The training script is at bin/train_cossmo.py. You can call the script with the --help option to receive details of the parameters:

$ python bin/train_cossmo.py --help
usage: train_cossmo.py [-h] [--configuration-file CONFIGURATION_FILE]
                       [--gpu GPU] [--intra-op-threads INTRA_OP_THREADS]
                       [--inter-op-threads INTER_OP_THREADS] [--test-only]
                       [--fold FOLD]

optional arguments:
  -h, --help            show this help message and exit
  --configuration-file CONFIGURATION_FILE
                        Path to a configuration file, containing all
                        hyperparameters, model definitions, etc. See the
                        provided examples for details.
  --gpu GPU             GPU device ID to use for training. This is equivalent
                        to setting the CUDA_VISIBLE_DEVICES environment
                        variable. It is recommend to set this option when you
                        have more than one GPU device in your system to
                        prevent TensorFlow from claiming all devices.
  --intra-op-threads INTRA_OP_THREADS
                        See https://github.com/tensorflow/tensorflow/blob/26b4
                        dfa65d360f2793ad75083c797d57f8661b93/tensorflow/core/p
                        rotobuf/config.proto#L165 for the meaning of this
                        parameter.
  --inter-op-threads INTER_OP_THREADS
                        See https://github.com/tensorflow/tensorflow/blob/26b4
                        dfa65d360f2793ad75083c797d57f8661b93/tensorflow/core/p
                        rotobuf/config.proto#L165 for the meaning of this
                        parameter.
  --test-only           Don't train, only evaluate test set.
  --fold FOLD           Cross-validation fold to train on. When set, this
                        overrides the`cv_fold` key in the configuration file.

Configuration files

Configuration files to replicate the models described in the paper are available in configuration_files/. Before you can use these configuration files, you must edit them and provide the correct file paths for the dataset path and output path for your system.

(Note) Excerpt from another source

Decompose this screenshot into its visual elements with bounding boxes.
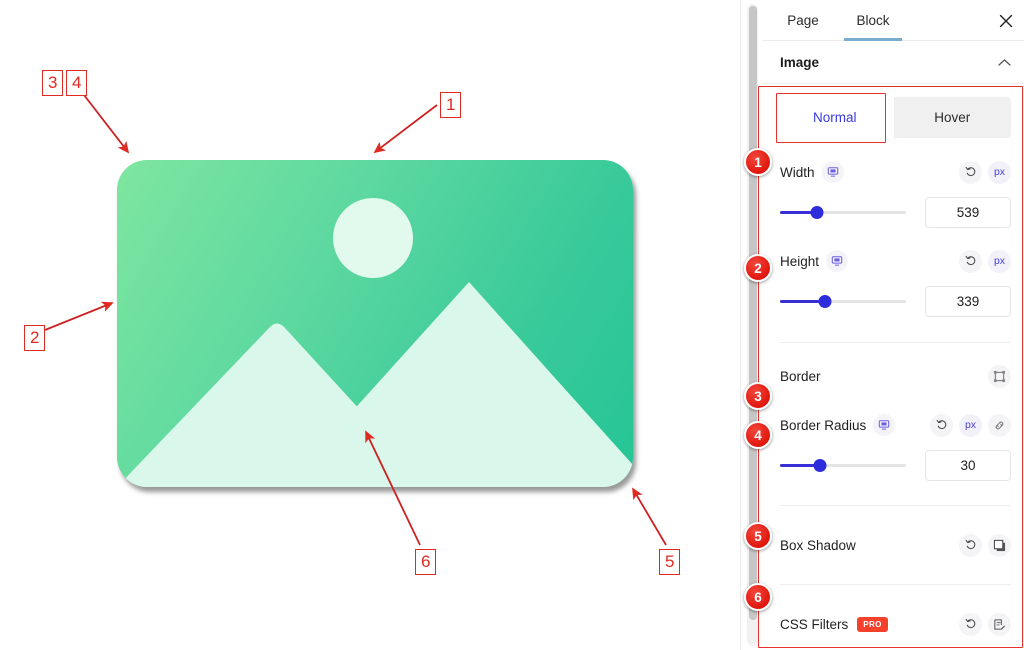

To run the new COSSMO model.py from Colab notebook, we will need to install Tensorflow 1.13 for the tensorflow.contrib to work.

pip install tensorflow==1.13.2

The next step would be to load the configuration file and store it in a variable config1, that will be passed as a parameter while calling the model to run.

The model can be called with

c.main(configuration = config1, continue_from=None, intra_op_threads=2, inter_op_threads=6, test_only=False)

An example ipynb file is attached to this repository with the code for these steps.